Les programmes incitatifs mis sur pied dans les années 1990 avaient pour objectif de pousser les jeunes filles à s’investir davantage dans les carrières scientifiques. Ils débouchaient d’un double constat.

D’une part, les métiers étiquetés masculins parmi lesquels les adolescents faisaient leur choix étaient plus nombreux que ceux perçus comme féminins; les choix d’orientation des jeunes adolescentes étaient donc plus restreints.

D’autre part, ces professions perçues comme masculines permettaient davantage d’opportunités de progression de carrière, notamment par le biais de la formation continue. Ainsi, un électricien peut obtenir, en cours de carrière, un diplôme d’ingénieur électricien. Ce qui n’était pas le cas pour les professions étiquetées comme féminines: aucune passerelle ne permet par exemple de passer d’assistante médicale à médecin. Sans compter qu’à cette époque les professions masculines étaient mieux rémunérées et moins touchées par le chômage.

L’objectif de ces programmes était donc d’ouvrir davantage de débouchés professionnels aux jeunes filles, en les incitant à opter pour des carrières scientifiques. Cependant, le succès a été plus que mitigé. Mais cela ne signifie pas que les carrières scientifiques n’intéresseront jamais le sexe féminin. Si ces programmes ont manqué leur objectif, c’est tout simplement parce qu’ils s’adressaient à des adolescents de plus de 16 ans, en pleine phase de rigidité face aux codes sexués. Or, à cet âge-là, les jeunes vont statistiquement se tourner vers les professions qui correspondent à leur sexe.
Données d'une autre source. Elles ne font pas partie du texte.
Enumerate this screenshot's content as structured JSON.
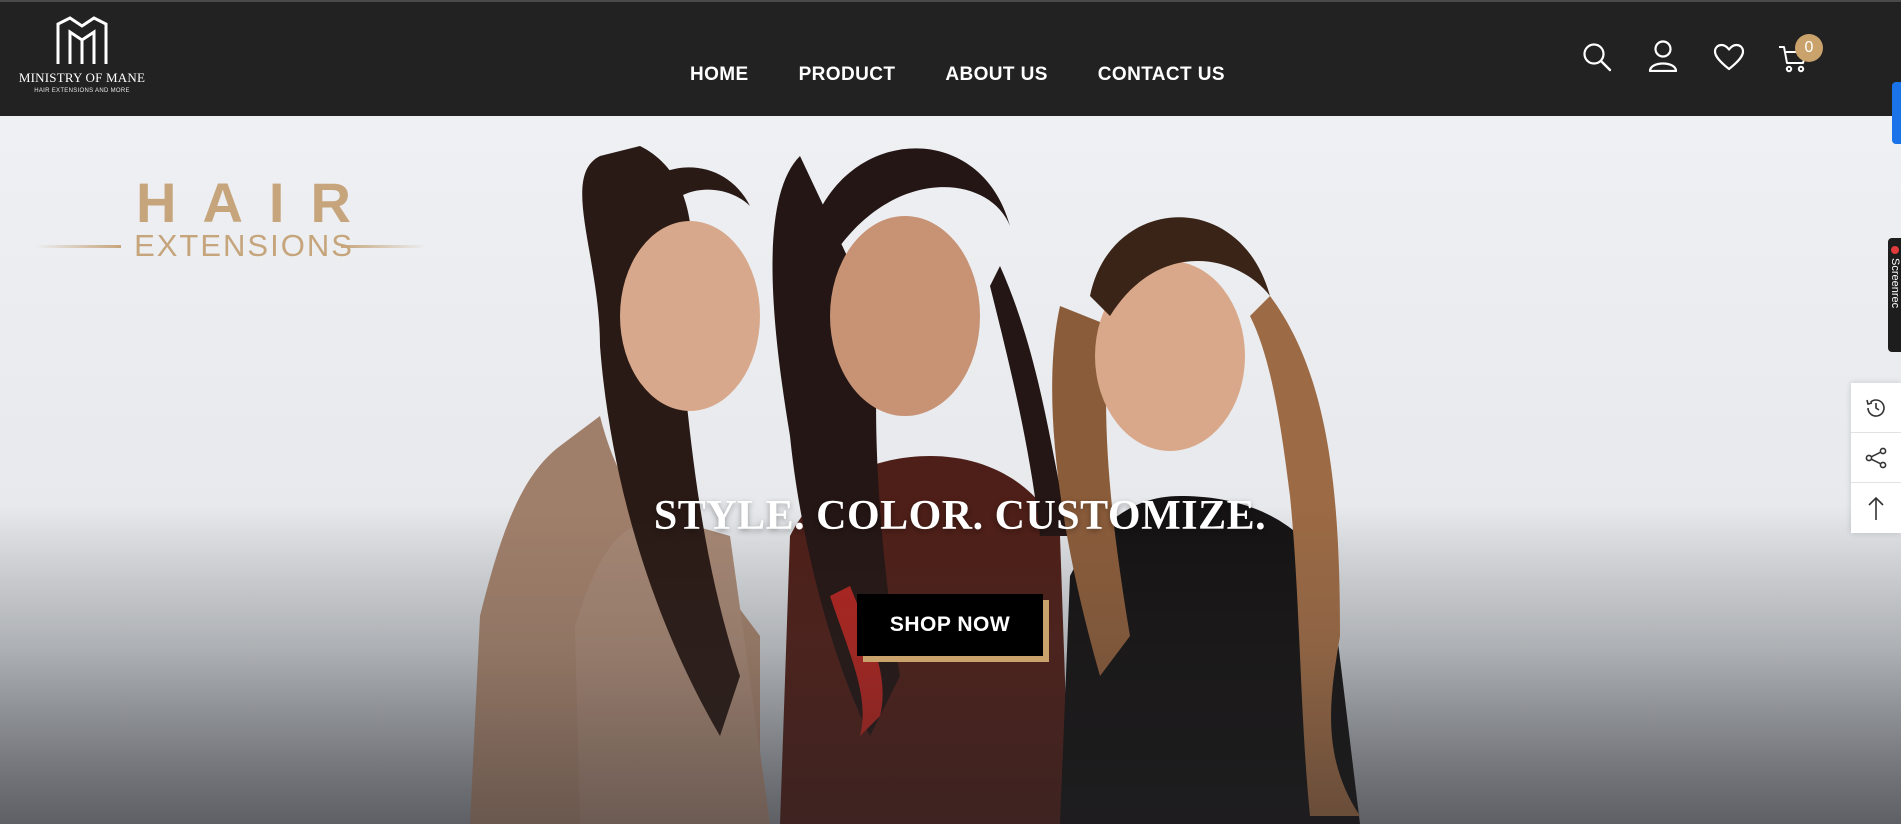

Il aurait été plus efficace d’intervenir entre 7 et 12 ans, à un stade où l’enfant a terminé la construction de son identité sexuée et est plus flexible face aux codes sexués. Cette méthode produit ses effets et finit par booster des choix de carrière qui auraient sans cela paru inconcevables. C’est ainsi que les collections de livres pour enfant Grand galop ou Léa passion vétérinaire ainsi que des magazines centrés sur le monde équestre ont amené, en s’adressant spécifiquement aux jeunes filles, à une féminisation certaine de la profession de vétérinaire. En présentant de manière valorisante le monde de l’équitation et le métier de vétérinaire, cette spécialité n’a plus été perçue par les filles comme un bastion masculin.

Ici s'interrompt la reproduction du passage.